Google today provided an update on the status of audio latency to encourage developers who “have held back from developing an Android app” in this category.
This effort is the result of “Google worked directly with OEMs to reduce audio latency” four years ago. It started in 2017 with Android 8.0 introducing the AAudio API and 8.1 later with “improvements to reduce latency when used in conjunction with a HAL and driver supporting MMAP”.
Google says these actions, along with the open source Oboe wrapper which now has more than 4 billion installs, “have led to significant improvements in the device ecosystem.” A milestone was the Pixel 3a in 2019, becoming the first Android phone with 10ms latency.
The average latency of the most popular Android phones has dropped to less than 40ms, which is well within the range required for real-time applications.

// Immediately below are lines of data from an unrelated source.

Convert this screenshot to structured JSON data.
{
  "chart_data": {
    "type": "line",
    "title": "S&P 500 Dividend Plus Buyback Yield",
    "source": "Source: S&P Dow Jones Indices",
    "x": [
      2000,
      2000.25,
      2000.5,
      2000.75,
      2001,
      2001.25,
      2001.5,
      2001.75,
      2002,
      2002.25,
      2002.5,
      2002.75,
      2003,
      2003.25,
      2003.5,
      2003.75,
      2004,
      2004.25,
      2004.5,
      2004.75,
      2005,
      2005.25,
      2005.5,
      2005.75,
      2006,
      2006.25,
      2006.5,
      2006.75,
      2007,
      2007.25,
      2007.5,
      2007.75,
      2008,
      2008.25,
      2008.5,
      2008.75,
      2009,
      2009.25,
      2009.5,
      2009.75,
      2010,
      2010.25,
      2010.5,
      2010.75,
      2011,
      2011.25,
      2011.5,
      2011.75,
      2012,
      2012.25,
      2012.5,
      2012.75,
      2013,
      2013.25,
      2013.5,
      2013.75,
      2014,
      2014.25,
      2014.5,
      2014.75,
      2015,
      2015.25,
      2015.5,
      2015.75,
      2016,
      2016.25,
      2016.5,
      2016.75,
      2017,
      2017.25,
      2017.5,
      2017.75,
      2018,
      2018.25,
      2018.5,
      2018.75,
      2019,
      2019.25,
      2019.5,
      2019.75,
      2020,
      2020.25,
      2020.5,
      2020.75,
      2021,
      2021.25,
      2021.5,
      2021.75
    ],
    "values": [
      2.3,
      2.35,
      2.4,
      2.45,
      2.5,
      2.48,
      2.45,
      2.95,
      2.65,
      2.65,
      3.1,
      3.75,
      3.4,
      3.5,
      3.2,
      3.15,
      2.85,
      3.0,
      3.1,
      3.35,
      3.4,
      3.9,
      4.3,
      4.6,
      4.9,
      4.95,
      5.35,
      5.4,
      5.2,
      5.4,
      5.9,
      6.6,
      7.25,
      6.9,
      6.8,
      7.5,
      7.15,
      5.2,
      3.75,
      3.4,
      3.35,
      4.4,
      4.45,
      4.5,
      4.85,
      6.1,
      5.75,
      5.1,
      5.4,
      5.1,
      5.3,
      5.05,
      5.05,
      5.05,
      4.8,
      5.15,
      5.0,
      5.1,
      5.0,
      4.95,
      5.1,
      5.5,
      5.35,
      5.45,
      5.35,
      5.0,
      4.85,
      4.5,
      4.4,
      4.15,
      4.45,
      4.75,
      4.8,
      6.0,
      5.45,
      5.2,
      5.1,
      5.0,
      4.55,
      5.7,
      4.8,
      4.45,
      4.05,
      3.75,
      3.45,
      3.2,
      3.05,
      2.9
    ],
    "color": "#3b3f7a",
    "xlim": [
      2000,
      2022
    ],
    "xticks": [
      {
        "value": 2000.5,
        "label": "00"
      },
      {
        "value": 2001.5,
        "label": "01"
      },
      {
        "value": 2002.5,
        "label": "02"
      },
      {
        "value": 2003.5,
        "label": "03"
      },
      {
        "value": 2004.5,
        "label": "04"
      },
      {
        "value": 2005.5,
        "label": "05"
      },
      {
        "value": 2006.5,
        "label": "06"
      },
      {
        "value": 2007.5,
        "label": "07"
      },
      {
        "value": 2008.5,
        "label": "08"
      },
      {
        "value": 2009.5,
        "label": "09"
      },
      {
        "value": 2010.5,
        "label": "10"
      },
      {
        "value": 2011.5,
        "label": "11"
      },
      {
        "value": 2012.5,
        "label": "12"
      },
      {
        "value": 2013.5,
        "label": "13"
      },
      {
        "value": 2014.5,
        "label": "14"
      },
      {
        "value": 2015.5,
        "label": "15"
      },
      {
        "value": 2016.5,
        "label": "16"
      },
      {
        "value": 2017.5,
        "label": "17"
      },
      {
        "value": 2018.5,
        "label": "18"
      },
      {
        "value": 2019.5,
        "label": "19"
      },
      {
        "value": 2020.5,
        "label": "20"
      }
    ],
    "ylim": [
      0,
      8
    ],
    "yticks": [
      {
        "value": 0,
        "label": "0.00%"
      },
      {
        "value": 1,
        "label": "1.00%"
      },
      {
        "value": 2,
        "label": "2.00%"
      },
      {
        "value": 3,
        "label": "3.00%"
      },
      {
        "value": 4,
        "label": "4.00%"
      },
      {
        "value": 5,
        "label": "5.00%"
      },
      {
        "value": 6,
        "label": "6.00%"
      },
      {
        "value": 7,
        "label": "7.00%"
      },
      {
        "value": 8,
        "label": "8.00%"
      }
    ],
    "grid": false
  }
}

This current 39ms round-trip audio latency is a noticeable drop from 109ms in January 2017. More generally, Google reports greater consistency over the past four years. In 2017, there was a difference of 222ms between the highest and lowest values among the most popular phones.
Today, “the range has been reduced by a factor of 8 to just 28ms” for a “much more consistent audio experience”.
This is more impressive considering that there are now several OEMs on the most popular list, compared to a single manufacturer in 2017. Additionally, many devices on the list are not top flagship models. range.
Another metric to consider, especially for real-time audio applications, is tap-to-tone latency, or “the time it takes between tapping the screen and hearing a sound.”
To estimate tap-to-tone latency based on round-trip latency, you can subtract audio input latency (typically 5ms) and add touch latency (typically 20ms). In other words, add 15ms to the round trip latency. Considering the numbers above, this means that the average tap-to-tone latency of the most popular Android phones is also much lower than required for most real-time audio apps.
Going forward, Google’s long-term goal is to achieve 10ms round-trip latency, with 20ms currently required for professional Android audio apps.